Oggi le infezioni neonatali rappresentano ancora un’importante causa di morbilità e mortalità. Dati recenti della letteratura mettono in evidenza che negli ultimi 30 anni c’è stato, nel mondo, un aumento dell’incidenza delle infezioni/sepsi neonatali del 13% circa con 6,31milioni di casi stimati nel 2019 responsabili del 3,7% della mortalità in epoca neonatale. Diversi patogeni possono essere trasmessi ai neonati verticalmente da madre a figlio in seguito allo sviluppo, da parte della madre, di un’infezione oppure orizzontalmente dai caregiver, in comunità o in ambito ospedaliero. In particolare, i neonati ricoverati nelle Terapie Intensive Neonatali sono ad alto rischio di infezione a causa della fisiologica immaturità del sistema immunitario, della prolungata ospedalizzazione e delle necessarie pratiche diagnostiche-terapeutiche spesso invasive. Per questi motivi, fino al 90% dei neonati pretermine con peso < 1.000 g vengono sottoposti a terapia antibiotica empirica nel sospetto di una sepsi precoce, rappresentando questi ultimi 1/3 dei 10 medicinali più utilizzati durante la degenza.
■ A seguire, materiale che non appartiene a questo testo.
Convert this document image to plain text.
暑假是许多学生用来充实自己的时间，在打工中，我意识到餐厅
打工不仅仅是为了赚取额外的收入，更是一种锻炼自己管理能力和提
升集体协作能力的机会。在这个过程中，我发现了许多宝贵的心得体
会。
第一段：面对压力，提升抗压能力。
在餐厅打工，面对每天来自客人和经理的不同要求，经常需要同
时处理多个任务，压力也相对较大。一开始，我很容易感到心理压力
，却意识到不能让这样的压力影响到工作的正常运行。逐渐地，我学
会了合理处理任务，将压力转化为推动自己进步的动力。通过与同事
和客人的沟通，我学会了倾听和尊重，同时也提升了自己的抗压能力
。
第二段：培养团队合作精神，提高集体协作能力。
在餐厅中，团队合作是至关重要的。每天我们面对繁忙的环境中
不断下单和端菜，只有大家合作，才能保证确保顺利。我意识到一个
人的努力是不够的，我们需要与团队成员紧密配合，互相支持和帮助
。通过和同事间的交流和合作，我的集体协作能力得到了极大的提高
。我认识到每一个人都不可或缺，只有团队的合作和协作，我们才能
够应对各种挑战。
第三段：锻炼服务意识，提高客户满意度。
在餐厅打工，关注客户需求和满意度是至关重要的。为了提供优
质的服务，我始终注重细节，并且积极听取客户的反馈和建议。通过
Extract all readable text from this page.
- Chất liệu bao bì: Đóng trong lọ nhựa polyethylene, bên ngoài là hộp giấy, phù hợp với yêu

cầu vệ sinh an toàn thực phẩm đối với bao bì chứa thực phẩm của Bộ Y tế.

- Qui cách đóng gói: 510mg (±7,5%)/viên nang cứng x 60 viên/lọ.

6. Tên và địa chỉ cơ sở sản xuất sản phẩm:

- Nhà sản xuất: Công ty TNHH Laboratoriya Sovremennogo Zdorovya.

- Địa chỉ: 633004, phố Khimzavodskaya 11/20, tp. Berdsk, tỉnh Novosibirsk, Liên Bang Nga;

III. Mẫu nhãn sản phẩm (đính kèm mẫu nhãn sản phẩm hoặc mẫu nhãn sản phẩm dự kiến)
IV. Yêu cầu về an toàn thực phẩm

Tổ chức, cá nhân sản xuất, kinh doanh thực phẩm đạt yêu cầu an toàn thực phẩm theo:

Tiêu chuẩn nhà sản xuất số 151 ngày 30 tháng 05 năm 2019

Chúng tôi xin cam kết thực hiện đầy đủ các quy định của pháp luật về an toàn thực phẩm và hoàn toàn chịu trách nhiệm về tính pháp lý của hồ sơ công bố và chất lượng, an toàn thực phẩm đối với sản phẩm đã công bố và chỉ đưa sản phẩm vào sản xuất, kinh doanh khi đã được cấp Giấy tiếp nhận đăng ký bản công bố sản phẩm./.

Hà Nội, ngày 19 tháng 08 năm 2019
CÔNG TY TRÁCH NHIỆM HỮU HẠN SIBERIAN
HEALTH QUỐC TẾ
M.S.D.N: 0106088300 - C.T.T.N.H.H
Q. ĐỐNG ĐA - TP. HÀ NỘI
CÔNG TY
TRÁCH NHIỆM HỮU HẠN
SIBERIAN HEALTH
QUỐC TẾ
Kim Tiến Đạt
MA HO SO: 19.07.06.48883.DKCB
“Il fenomeno dell’antibiotico-resistenza per i neonati, e in particolare per quelli ricoverati in TIN, rappresenta una delle principali preoccupazioni per noi Neonatologi. Il 50% circa delle infezioni neonatali severe risultano attualmente resistenti alla prima e alla seconda linea di trattamenti raccomandati dalla Organizzazione Mondiale della Sanità. Il motivo – continua Orfeo – è che gli antibiotici sono effettivamente tra i farmaci più utilizzati nelle terapie intensive neonatali, anche se a volte non necessari, e seppur ad oggi valutati in modo più critico rispetto al passato, il loro uso rimane ancora significativo e prolungato, causando il rischio di insorgenza di alcune patologie come infezione tardiva, enterocolite necrotizzante o anche di morte. La prevenzione delle infezioni in ambito ospedaliero resta la miglior difesa per combattere la battaglia contro la resistenza antimicrobica e l’igiene delle mani, in particolare, rappresenta la misura più importante per prevenirne la diffusione e pertanto costituisce una pratica da diffondere ed incentivare il più possibile.”